Indic Keyboard

Updated Below

A new Indic Keyboard released by the software collective Swathanthra Malayalam Computing allows users to type in 15 Indian languages on Android. The app is currently available as a free download on Google Play Store and is compatible with all Android devices running on Android version 4.1 (Jelly Bean) or later.

This app was developed as part of the ongoing Government of India-supported Android R&D project of ICFOSS (International Centre For Free and Open Source Software), an independent organisation set up by the Kerala government to popularize open source software.

Supported Languages: The app currently supports Indian languages like Assamese, Bengali, Gujarati, Hindi, Kannada, Malayalam, Marathi, Nepali, Oriya, Punjabi, Sanskrit, Sinhalese, Tamil, Telugu, Urdu. What’s worth noting here is the support for lesser spoken languages like Sanskrit.

Remember that while other third-party input apps like Swiftkey, Swype and Adaptxt also offer Indic keyboards to users, these offer fewer options for Indian languages as of now: Adaptxt supports 12 languages while Swype supports four languages and Swiftkey offers a Hindi keyboard.  Google also has a Hindi input & transliteration app on Android.

How does it work?

Once installed, users can open the app and follow the on-screen instructions to set the keyboard as their preferred input method and enable the languages of their preference.

Alternately, one can also enable the keyboard from the language & input option in the phone settings, quite similar to other third party keyboard apps on Android.

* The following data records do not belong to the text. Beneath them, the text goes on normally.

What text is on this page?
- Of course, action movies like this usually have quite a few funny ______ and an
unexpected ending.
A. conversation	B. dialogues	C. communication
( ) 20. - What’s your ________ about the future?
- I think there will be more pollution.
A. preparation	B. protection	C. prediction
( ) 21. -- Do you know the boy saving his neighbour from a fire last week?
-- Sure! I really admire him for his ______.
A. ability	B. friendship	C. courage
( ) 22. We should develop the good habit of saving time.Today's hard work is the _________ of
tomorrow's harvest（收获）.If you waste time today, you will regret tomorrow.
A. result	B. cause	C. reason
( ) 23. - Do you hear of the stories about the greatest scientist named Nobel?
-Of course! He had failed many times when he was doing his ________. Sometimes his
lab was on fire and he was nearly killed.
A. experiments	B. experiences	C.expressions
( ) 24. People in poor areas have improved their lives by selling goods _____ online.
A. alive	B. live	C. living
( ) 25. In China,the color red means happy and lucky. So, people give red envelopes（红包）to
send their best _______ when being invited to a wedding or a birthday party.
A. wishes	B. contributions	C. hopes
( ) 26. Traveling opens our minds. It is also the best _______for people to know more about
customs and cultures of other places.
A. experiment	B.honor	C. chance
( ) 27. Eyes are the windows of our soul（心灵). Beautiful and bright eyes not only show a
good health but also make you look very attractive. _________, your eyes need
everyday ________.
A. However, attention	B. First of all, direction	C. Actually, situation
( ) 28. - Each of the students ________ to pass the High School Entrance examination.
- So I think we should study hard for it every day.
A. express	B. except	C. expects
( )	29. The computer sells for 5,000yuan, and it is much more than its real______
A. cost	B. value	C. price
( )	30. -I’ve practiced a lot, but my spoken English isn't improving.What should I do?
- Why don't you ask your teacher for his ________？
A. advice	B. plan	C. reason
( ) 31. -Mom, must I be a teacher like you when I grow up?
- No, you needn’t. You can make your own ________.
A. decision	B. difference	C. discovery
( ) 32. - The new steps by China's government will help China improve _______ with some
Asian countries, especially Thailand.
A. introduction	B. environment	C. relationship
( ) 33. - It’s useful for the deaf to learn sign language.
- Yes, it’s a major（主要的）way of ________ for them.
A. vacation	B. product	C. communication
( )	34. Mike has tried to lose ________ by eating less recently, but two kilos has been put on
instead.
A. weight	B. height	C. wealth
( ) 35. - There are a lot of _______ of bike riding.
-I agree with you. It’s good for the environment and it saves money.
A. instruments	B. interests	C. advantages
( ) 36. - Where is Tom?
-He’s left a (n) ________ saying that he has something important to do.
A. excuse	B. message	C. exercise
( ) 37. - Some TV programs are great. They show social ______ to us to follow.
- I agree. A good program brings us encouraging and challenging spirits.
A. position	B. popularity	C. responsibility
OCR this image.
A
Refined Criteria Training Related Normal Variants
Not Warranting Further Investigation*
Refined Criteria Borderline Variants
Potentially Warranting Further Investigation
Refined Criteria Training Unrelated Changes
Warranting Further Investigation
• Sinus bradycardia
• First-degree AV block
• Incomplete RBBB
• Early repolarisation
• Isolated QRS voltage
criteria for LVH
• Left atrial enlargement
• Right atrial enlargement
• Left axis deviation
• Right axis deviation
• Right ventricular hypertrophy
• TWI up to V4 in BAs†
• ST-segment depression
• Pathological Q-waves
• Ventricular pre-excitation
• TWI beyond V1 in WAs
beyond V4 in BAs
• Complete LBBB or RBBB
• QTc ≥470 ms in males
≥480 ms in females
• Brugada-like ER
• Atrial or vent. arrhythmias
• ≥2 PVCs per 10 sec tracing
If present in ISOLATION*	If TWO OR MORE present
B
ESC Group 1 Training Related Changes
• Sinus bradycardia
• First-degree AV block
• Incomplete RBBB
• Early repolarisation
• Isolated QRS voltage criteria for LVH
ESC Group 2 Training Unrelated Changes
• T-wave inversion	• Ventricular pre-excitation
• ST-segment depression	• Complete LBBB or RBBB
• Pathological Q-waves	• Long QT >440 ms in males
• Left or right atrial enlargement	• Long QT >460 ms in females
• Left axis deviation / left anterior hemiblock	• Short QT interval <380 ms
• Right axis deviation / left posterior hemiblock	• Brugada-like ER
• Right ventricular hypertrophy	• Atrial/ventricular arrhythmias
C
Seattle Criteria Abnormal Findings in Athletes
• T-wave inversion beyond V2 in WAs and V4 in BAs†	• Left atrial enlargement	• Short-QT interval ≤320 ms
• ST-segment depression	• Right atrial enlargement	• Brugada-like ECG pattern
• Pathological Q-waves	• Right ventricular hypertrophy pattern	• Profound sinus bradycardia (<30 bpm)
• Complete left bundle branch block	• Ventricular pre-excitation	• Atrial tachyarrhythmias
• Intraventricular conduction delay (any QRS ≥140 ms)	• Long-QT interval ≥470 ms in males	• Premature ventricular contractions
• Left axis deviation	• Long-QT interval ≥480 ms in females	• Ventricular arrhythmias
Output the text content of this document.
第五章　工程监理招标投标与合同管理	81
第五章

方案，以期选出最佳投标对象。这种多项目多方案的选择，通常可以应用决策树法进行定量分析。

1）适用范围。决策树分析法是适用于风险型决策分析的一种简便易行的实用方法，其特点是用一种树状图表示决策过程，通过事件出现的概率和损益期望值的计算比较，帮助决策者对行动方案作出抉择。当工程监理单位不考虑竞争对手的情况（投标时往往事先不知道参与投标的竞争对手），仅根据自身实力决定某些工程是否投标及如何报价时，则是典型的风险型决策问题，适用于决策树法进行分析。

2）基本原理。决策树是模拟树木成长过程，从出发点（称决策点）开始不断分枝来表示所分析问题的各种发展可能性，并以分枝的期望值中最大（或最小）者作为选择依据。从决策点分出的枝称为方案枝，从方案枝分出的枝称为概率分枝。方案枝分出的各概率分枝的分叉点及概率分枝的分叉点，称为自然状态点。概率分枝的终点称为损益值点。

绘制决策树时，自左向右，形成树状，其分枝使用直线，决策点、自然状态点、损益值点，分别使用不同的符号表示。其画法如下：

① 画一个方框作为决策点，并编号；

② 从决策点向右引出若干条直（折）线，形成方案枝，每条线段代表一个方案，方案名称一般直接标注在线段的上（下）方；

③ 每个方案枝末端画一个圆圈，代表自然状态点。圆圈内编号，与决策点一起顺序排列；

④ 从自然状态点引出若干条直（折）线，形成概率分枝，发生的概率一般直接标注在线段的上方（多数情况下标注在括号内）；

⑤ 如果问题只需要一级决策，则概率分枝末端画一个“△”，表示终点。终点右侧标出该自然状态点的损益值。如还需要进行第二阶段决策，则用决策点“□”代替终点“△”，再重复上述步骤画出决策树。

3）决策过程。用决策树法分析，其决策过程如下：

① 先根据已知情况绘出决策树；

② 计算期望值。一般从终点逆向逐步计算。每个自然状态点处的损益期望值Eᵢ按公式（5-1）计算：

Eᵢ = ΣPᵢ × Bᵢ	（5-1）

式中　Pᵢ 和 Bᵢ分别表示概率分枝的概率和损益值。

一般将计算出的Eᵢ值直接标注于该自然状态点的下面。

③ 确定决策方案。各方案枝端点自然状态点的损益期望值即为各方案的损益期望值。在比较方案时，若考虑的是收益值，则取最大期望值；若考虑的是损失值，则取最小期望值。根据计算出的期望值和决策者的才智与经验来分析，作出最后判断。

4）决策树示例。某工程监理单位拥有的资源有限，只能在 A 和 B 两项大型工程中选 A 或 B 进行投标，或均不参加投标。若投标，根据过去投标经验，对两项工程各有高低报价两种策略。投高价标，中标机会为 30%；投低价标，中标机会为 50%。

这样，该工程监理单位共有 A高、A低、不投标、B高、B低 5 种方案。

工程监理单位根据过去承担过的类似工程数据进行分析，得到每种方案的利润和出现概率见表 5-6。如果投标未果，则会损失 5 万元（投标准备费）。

What’s interesting here is that the app offers three types of keyboard layouts for most of the supported languages: a regular phonetic layout, a standard InScript layout and a transliteration layout which allows users to type the word in English letters which gets automatically transliterated to that specific language. For instance, one can type Kannada words in English which gets automatically transliterated to Kannada.

Indic Language options Indic Language keyboard

What’s missing though is the additional text input features like text prediction, word completion, or error corrections which has now become quite common with a majority of third party keyboard apps like Swiftkey, Swype and Adaptxt among others. We hope that the collective adds these features to the app in the forthcoming versions. Update: Indic Keyboard app developer Jishnu Mohan has informed that he has already implemented gesture typing and word suggestions to the app and is currently beta testing the app (video demo). Going forward, he plans to add phonetic layouts for Urdu & Oriya and dictionaries for Nepali, Oriya, Marathi and Assamese.

We also noticed that some of these language keyboards are not loading properly and appearing as blank on Nexus 4. We’re not quite sure if this is because of issues with the operating system or the device (We tried it on Nexus 4 running on Android 4.4.2). Update: Mohan has informed that languages like Gujarati and Punjabi are not supported by default on stock Android, due to which they are not appearing on the Nexus 4, however it should work fine on select Samsung devices like the Galaxy S3.

Earlier this month, ICFOSS had also stated its plans to create a standard set of Malayalam words that developers can use while creating interfaces for mobile apps, so that it is easier for them to add support for Malayalam language within their apps.